The store is almost entirely transparent with the exception of its roof, which resembles an Apple laptop. Floor-to-ceiling windows flow into an outdoor space that leads to the river, connecting Michigan Avenue to the Chicago Riverwalk via Pioneer Plaza.

Staffed with 250 employees, the new store replaces Apple’s first flagship store in Chicago at 679 N. Michigan Ave., which closed on Wednesday.

Angela Ahrendts, Apple’s senior vice president of retail, said Thursday that the company worked closely with the city to create a space that would revitalize the Riverwalk when designing the structure with London-based architects Foster and Partners.


“The whole idea is that the plaza comes down quite gently to the river,” said Stefan Behling, a partner at the architecture firm. “You literally blur the boundaries between inside and outside.”

Inside, the two-level store features retail “avenues” for browsing items, where new “Creative Pros” will lead lessons in gaming, coding, music and photography.
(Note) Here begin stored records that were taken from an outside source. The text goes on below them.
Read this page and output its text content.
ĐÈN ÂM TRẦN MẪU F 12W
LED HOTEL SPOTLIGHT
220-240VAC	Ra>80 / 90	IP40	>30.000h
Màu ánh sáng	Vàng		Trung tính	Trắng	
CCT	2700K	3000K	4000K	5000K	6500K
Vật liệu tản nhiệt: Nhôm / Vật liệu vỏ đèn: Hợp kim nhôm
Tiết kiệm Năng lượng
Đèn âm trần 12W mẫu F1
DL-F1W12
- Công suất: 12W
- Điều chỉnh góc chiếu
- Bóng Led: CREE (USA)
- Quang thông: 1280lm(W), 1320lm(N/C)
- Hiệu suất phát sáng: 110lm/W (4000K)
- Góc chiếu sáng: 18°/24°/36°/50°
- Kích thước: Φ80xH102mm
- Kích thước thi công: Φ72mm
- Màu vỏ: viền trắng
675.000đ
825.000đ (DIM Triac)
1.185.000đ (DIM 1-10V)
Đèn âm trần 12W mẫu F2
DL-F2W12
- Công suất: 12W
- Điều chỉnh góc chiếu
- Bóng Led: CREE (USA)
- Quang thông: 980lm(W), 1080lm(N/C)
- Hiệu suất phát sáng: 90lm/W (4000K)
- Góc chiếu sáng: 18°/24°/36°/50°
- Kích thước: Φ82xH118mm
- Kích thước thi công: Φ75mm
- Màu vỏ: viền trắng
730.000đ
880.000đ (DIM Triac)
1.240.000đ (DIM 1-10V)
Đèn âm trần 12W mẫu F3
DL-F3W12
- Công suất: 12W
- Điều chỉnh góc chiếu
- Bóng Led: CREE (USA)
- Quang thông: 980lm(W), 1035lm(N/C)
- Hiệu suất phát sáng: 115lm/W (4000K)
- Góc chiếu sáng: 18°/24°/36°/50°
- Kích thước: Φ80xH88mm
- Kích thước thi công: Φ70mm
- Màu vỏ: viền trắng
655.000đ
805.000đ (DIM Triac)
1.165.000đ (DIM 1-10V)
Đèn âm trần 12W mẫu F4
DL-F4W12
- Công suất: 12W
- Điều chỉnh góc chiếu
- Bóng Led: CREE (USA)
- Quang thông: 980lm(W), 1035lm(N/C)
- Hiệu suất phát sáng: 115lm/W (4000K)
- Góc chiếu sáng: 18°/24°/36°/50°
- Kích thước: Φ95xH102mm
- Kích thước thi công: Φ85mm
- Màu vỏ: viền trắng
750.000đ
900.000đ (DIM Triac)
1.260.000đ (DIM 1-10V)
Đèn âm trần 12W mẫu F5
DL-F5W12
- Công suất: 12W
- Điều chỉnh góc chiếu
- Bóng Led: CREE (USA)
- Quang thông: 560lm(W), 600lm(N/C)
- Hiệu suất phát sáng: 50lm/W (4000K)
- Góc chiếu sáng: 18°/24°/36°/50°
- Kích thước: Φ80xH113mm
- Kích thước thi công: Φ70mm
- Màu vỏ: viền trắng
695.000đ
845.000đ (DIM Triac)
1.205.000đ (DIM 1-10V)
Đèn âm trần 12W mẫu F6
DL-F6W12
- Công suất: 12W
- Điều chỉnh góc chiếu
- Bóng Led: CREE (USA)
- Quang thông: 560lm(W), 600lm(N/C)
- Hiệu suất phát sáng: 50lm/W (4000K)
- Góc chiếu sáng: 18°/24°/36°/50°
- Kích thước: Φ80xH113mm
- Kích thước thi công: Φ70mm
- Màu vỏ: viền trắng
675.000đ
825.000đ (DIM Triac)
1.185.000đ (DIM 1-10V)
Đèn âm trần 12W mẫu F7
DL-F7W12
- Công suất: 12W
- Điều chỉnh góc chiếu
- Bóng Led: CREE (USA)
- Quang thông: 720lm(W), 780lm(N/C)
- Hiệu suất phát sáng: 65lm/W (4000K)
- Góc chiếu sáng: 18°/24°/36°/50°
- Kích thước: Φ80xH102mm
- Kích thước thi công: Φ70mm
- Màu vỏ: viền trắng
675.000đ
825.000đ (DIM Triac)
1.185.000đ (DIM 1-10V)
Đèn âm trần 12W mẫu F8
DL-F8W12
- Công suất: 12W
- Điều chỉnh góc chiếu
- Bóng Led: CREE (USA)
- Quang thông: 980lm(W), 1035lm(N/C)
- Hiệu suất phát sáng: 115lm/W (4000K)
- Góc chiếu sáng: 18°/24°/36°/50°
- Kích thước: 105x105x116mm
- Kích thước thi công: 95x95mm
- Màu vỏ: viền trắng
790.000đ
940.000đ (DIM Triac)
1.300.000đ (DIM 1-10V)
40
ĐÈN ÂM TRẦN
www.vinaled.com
A first-of-its-kind “genius gallery” offers a bird’s-eye view of events, classes, and the river, overlooking the “forum” — a “flexible” space that Apple says it will use for socializing, networking and learning from an in-store programming series called Today at Apple.

According to Hashem Bajwa, director of Today at Apple, the series is designed to teach Apple users how technology can help them improve their craft. Bajwa also said it’s also meant to build community connections in Chicago.

The store will be the first to have a city-specific education venture, called The Chicago Series. Beginning Oct. 23, Apple will host local organizations and non-profits for hands-on, technology based courses.

“We hope the community feels this is a beautiful place for them to discover things,” Bajwa said.